Tire and wheel swaps are among the most popular aftermarket modifications out there today, but changing wheel or tire size can have unforeseen consequences in terms of torque delivery to the ground. This can have either disastrous or beneficial effects on towing, depending upon the vehicle, its engine and the gearing in the transmission and differential.

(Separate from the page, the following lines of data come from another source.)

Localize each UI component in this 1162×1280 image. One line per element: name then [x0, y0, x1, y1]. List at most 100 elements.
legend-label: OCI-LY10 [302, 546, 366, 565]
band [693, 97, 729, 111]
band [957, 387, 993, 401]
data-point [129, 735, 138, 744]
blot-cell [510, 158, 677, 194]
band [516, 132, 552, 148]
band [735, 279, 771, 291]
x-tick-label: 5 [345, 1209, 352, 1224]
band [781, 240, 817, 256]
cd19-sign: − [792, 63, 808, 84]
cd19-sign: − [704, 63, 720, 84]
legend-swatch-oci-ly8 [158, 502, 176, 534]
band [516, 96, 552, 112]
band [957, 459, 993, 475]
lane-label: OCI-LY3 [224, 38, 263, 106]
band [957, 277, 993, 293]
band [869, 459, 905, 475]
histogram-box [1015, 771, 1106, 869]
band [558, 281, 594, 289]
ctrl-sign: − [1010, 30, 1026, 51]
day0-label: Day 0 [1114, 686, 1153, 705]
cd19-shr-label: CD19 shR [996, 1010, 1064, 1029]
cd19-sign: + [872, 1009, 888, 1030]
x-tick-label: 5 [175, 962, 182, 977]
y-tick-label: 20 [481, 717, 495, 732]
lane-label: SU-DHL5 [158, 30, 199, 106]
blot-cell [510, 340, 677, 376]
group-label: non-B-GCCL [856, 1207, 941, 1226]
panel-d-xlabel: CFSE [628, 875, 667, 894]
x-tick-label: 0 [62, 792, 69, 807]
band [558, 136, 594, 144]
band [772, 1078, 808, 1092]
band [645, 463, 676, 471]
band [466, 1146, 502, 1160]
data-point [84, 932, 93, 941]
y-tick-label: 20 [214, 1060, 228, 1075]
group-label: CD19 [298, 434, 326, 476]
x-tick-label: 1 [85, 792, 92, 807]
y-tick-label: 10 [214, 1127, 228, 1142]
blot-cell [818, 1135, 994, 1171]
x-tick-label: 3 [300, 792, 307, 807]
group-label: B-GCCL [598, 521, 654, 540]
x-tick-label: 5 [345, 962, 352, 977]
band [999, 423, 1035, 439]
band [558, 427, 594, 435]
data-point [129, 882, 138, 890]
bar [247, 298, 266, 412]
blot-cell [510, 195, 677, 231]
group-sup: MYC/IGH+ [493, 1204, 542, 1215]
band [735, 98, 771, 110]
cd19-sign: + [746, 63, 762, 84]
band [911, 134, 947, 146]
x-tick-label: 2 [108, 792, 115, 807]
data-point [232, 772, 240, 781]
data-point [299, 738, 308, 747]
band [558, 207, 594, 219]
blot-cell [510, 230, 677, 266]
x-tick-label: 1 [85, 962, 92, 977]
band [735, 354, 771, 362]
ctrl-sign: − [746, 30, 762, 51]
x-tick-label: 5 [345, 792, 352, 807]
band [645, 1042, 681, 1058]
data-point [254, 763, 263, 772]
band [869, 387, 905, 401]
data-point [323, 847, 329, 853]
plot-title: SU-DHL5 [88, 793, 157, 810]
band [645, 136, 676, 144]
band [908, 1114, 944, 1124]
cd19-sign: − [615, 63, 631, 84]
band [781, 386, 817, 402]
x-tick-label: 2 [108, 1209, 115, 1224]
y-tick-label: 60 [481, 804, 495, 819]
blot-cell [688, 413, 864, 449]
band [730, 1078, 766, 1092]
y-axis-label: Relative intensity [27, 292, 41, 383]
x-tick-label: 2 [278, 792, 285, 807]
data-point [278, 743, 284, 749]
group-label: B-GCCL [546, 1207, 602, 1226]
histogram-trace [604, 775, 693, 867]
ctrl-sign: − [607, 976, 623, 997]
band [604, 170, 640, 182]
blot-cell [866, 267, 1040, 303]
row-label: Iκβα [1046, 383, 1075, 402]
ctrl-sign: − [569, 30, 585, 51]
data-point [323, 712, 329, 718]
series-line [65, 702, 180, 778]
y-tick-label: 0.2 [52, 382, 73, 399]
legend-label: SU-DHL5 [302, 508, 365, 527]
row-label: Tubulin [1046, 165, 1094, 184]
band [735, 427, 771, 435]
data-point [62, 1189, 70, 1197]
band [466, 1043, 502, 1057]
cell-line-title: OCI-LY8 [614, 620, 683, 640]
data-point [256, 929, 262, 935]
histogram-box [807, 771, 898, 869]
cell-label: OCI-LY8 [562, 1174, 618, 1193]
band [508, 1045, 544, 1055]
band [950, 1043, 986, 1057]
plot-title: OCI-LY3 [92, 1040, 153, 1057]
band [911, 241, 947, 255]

Gearsets either multiply or divide torque by using different-sized gears on the input and output shafts. For instance, if an input gear is 2.0 inches in diameter and an output gear is 8.0 inches in diameter, then the smaller input gear will need to turn four times to turn the output gear once. This has a direct effect on torque transmission to the gear. If that input gear receives, say, 200 foot-pounds of torque per revolution, then the output gear will end up transmitting 800 foot-pounds. In car terms, this plays directly to the relationship of engine rpm to axle rpm. With a 4-to-1 ratio, the engine turns four times faster than the axle shafts.
Tire Size and Torque
Things get a bit more complicated when you add tires into the mix. You can think of the tire-to-road relationship as a kind of second gearset; the tire moves a certain distance per revolution and the road stays still, so changing the diameter of a tire will have the same net result as changing the diameter of your differential's input gear. A smaller tire, like a smaller gear, will turn faster but transmit more torque to the ground. A larger tire will turn slower and transmit less torque. In practical terms, smaller tires net you higher engine rpm at a given speed, but more towing power; larger ones drop engine rpm and towing power.

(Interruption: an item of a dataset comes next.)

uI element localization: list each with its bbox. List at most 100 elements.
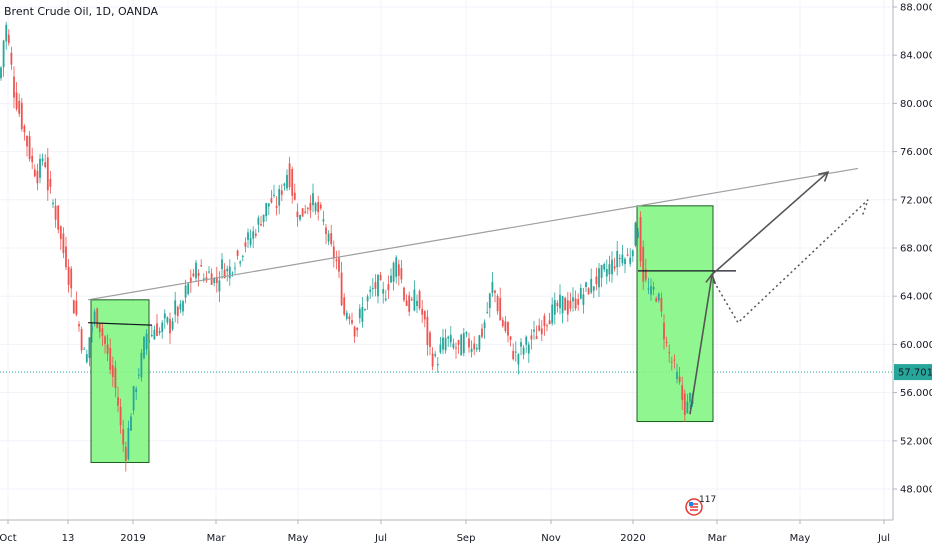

Contrary to popular belief, lower rpm doesn't always equate to better fuel mileage. While it is true that most vehicles run at a higher rpm than they really need to for additional throttle response, tow vehicles often need it to move heavy loads. Using larger tires may drop your engine below its efficiency peak, and below the rpm at which it makes suitable power for towing. But it's not a bad idea if you expect to see nothing but flat lands, high speeds and lighter loads; in this case, bigger tires may net you some additional fuel economy. But if you plan to haul your truck's maximum tow weight up mountains, you may do better to install smaller tires.
While effective gear ratio and tow weight do play an important role in choosing the right tires for a given application, they're not the sole determining factors. For instance, a 5,000-pound travel trailer may not seem like much of a haul for a truck rated at 10,000 pounds, but that trailer has the aerodynamics of a brick. In this case, installing bigger tires may cause your truck to struggle on the highway as it fights the air for dominance. And don't forget that larger or smaller tires are going to move your hitch closer to or farther from the ground by a factor of half the change in tire diameter. For instance, going from 30-inch tires to 25-inch tires will move the hitch 2.5 inches closer to the road.